Williams – Stoner

Stoner bookZombie Professor

Williams, John (1965). Stoner. New York: New York Review of Books, 278 pp.

This is a well-written story of an average man who lives an average life.

William Stoner, son of farmers in Missouri, goes off to college at the beginning of the 20th century, studies literature, earns a Ph.D., becomes a teacher, gets married, has a child, has a brief affair with a student, writes one mediocre book, grows old, and dies.

Throughout this ordinary life, nothing really affects him. He seems dim-witted from the start and he never changes The narrator claims he had a burning passion for English literature, but we never see that. This is not a man of passion. He’s an ordinary fellow who plods through life like a mule pulling a plow.

The writing is thoughtful and reflective, but not insightful or lyrical. It just moves slowly along, like the character.  I remember thinking, “I wonder how many more pages until he has an affair with a student?”  Sure enough. That was an episode, like many others, that was described well, but was utterly mundane, even clichéd in concept. After a spell, the affair ends, the woman moves away, and they never communicate again. The whole thing had no lasting effect on him; didn’t change his view of himself, his life, or his goals. Sure he enjoyed it, who wouldn’t? But it did not make a dent in his life. It was just something that happened. It might as well not have. The whole novel is like that.
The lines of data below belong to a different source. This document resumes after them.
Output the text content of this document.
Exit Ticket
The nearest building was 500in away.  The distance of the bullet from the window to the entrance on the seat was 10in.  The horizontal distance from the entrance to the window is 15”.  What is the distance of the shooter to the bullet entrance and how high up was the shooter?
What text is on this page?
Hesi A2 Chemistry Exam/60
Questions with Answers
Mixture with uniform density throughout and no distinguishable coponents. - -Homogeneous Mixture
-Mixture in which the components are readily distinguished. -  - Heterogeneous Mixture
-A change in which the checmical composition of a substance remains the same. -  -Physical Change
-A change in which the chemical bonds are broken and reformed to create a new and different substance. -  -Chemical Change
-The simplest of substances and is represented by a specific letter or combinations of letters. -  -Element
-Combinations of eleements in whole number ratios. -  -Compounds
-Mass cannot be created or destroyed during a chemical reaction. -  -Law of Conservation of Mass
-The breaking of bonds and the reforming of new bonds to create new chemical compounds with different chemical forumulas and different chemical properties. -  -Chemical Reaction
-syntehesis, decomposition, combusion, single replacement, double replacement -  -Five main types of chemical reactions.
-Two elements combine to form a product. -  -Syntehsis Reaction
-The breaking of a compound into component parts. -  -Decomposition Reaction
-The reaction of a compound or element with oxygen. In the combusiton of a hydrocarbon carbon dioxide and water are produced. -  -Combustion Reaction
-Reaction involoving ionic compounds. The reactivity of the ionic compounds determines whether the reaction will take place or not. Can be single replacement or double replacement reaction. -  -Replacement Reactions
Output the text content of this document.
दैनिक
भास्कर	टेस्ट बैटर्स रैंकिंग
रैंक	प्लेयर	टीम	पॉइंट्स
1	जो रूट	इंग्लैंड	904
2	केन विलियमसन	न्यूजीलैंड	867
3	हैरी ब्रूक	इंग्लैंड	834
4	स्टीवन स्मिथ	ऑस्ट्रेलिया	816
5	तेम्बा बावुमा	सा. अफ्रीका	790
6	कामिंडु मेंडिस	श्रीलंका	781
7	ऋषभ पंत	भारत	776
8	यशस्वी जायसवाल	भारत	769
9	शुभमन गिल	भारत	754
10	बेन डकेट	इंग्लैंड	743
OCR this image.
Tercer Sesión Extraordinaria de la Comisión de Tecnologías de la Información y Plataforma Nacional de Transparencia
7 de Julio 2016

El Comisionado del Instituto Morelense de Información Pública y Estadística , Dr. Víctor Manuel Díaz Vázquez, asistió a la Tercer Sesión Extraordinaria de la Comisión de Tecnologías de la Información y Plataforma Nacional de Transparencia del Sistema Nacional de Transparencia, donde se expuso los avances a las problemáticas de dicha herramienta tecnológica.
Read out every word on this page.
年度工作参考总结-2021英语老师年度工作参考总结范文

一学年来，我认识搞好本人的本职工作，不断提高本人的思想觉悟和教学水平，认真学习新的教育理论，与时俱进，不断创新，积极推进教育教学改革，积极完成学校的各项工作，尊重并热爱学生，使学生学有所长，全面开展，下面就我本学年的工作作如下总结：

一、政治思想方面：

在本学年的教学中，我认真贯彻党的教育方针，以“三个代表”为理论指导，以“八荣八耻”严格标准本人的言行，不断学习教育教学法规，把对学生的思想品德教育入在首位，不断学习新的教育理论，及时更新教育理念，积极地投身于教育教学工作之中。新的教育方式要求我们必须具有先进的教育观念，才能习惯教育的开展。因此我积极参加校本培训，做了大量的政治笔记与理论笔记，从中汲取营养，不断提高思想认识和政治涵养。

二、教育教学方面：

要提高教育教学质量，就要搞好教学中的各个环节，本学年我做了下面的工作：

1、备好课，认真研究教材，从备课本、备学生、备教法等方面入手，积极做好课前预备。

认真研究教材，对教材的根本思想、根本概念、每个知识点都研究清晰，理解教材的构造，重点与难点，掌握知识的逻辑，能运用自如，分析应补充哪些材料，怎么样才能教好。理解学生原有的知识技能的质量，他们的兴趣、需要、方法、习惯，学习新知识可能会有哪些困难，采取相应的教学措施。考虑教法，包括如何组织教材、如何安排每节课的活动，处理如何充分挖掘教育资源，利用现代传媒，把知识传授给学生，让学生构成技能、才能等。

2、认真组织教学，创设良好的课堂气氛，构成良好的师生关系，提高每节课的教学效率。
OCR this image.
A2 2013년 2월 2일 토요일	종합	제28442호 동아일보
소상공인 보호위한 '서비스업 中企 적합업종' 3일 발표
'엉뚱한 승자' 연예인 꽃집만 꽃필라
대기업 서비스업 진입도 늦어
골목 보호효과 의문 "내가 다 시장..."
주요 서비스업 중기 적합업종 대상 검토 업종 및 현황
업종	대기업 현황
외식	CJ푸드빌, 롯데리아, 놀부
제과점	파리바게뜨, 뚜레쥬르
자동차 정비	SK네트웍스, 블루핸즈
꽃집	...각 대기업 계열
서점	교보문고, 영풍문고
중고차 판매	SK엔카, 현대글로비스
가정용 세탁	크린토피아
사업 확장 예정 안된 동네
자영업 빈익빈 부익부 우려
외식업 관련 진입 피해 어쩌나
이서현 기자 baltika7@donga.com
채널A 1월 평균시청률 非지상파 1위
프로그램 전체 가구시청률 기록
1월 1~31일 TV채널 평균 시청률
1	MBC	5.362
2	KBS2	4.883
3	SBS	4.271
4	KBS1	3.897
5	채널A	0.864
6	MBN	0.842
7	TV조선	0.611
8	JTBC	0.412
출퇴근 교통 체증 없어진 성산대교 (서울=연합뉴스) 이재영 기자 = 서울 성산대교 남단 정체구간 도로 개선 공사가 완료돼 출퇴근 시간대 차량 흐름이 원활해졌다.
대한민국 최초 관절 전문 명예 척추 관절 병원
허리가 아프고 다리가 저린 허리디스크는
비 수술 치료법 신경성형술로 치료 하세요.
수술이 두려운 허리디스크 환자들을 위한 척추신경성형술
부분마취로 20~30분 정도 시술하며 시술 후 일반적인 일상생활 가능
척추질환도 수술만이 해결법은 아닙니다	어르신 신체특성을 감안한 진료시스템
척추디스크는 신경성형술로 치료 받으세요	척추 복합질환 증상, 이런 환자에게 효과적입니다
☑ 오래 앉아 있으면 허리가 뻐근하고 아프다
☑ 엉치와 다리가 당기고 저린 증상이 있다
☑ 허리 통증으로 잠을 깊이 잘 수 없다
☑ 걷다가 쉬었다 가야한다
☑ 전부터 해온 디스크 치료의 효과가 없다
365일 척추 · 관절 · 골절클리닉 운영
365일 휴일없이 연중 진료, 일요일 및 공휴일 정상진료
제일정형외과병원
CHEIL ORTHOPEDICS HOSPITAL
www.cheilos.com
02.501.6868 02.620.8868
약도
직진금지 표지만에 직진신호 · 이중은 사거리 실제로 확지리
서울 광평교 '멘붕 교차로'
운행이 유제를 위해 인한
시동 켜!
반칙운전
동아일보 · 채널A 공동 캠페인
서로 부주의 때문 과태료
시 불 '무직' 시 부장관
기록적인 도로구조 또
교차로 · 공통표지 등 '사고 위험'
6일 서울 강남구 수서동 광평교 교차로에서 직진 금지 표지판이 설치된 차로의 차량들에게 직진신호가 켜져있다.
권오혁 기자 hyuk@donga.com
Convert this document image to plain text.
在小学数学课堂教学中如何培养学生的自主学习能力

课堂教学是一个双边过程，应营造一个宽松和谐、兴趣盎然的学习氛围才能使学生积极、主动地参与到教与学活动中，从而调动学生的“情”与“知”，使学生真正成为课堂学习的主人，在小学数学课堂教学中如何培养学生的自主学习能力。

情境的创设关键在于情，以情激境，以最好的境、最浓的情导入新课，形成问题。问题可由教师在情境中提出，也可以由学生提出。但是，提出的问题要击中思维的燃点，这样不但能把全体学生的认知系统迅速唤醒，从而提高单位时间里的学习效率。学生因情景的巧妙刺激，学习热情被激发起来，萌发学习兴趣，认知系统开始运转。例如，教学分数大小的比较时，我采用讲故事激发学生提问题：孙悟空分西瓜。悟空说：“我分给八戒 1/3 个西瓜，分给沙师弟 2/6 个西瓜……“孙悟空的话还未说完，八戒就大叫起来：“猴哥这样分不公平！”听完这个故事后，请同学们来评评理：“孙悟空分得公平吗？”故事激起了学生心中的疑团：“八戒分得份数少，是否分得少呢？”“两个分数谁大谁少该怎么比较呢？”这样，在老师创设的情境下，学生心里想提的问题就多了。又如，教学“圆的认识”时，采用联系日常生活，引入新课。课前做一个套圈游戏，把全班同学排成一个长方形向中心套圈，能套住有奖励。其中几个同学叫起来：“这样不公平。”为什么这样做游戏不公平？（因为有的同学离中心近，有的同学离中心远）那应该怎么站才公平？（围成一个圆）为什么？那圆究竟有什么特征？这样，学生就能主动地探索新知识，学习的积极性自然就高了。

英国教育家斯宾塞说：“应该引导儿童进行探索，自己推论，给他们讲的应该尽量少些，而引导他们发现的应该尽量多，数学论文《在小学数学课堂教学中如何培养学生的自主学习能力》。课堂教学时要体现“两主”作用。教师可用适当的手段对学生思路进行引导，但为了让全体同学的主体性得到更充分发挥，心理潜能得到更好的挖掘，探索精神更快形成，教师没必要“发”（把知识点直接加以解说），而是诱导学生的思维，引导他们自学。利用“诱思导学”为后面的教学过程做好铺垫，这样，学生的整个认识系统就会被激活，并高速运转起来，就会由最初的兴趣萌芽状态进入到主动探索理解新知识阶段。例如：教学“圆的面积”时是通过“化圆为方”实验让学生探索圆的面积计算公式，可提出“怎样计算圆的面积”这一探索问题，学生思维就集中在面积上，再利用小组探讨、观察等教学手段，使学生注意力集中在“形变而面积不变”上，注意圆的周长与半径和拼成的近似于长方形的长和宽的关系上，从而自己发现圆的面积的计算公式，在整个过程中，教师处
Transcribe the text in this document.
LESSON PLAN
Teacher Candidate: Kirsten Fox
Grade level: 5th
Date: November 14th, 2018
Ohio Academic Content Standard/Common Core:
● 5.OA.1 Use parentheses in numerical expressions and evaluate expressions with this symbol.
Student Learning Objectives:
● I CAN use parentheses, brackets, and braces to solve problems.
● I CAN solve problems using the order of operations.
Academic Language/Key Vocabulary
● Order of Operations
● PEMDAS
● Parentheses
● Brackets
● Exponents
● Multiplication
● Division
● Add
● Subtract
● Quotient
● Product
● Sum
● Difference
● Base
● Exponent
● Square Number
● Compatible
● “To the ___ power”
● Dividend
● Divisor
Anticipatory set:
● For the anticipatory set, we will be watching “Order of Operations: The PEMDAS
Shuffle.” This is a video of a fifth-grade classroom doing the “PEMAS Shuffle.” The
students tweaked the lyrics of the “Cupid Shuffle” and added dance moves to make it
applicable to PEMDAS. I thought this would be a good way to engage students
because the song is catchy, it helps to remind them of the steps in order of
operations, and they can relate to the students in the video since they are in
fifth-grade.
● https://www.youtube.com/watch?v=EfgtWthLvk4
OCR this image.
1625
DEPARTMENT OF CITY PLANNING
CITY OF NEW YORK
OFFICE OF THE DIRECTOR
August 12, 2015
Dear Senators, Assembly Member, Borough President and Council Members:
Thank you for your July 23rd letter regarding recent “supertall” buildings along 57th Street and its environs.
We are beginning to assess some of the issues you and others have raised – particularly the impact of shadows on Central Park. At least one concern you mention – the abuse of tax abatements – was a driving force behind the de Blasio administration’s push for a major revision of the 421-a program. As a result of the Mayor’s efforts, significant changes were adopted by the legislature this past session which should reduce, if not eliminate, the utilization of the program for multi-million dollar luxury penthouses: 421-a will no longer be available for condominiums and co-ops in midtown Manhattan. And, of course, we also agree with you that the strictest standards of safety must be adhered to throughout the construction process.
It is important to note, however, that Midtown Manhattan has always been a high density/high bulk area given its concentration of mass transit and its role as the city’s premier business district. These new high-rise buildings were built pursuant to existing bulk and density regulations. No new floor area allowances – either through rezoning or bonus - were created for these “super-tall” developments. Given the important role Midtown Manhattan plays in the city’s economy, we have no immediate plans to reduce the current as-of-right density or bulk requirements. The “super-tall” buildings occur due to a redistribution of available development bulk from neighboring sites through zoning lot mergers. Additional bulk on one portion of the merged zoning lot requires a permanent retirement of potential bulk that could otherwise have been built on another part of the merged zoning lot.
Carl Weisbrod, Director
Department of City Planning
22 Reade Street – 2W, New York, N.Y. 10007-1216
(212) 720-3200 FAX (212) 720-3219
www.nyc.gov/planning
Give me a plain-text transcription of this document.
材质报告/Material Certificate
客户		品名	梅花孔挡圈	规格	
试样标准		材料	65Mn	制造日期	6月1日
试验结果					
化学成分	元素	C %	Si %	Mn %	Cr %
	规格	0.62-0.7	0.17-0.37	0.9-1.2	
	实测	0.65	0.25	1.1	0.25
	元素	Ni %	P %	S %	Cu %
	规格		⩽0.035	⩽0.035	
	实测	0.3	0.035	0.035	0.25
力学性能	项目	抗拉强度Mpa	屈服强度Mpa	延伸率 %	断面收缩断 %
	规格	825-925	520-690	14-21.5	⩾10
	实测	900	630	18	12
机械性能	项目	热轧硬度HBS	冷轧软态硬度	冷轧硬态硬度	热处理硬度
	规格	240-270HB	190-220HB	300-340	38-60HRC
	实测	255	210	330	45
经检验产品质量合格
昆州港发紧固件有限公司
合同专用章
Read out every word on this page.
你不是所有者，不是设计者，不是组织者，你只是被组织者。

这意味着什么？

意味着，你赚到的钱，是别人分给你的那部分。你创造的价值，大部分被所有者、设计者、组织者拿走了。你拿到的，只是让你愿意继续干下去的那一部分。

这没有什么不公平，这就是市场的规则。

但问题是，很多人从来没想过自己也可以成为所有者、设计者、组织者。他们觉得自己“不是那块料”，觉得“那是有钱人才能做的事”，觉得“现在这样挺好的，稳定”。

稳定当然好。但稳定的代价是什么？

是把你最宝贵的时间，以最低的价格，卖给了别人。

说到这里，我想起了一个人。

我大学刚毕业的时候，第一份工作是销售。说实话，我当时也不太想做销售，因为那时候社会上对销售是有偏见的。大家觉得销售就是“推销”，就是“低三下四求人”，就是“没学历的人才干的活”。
There is a nice 40-page story in the middle of the book, where Stoner and a mean-spirited colleague lock horns over nothing (as academics are wont to do), and even though this episode is also a cliché, at least it’s presented mostly in dialog rather than narration, so it comes to life, the only section of the book that does.

Stoner married a mentally ill woman. It was clear (to me) that she was abnormal in the first scenes she was in, and sure enough, she turns out to be angry, frigid, mean, neurotic, paranoid, infantile, and delusional for the rest of the story.  Stoner just bears her meanness silently, numbly.

Why did he marry her? Because he was at that age and circumstance when the author decided the character needed to be married. I’m sure there was a timeline of rites of passage on a blackboard: Secure job, get married, buy house, have baby, make tenure… check, check, and check. The narrator asserts that the young bride was beautiful, but we never saw that. Stoner may have had a case of youthful hormones, but romantic love or signs of passion were not evident. As with everything else in his life, and even as he lies dying, Stoner staggers along his timeline, as if in a fog, thinking nothing, learning nothing,  breathing  for no reason.

Compare this fictional biography with that of “Rabbit” Angstrom, in John Updike’s novel, “Rabbit, Run.” Rabbit too, is an ordinary fellow, not particularly likeable, but he has vision, passions, desires. He does things for reasons. Things happen to him and he reacts to them. But Stoner simply endures, beginning to end, a lump  of clay so dry, nothing can make an impression on it.

The writing is careful and the descriptions are exact. There are a few moments of non-cliched poignancy. And overall, the comprehension of such an ordinary, featureless life does make you reflect on the meaning of your own life. Am I just another anonymous William Stoner, destined to leave this earth with no trace of ever having existed? So the novel does have some virtue.

Why do so many people like this book and this character? I think they misinterpret Stoner’s numbness for some kind of noble stoicism, as if he had “risen above” life’s outrageous slings and arrows. But he didn’t rise above. He didn’t even rise up to.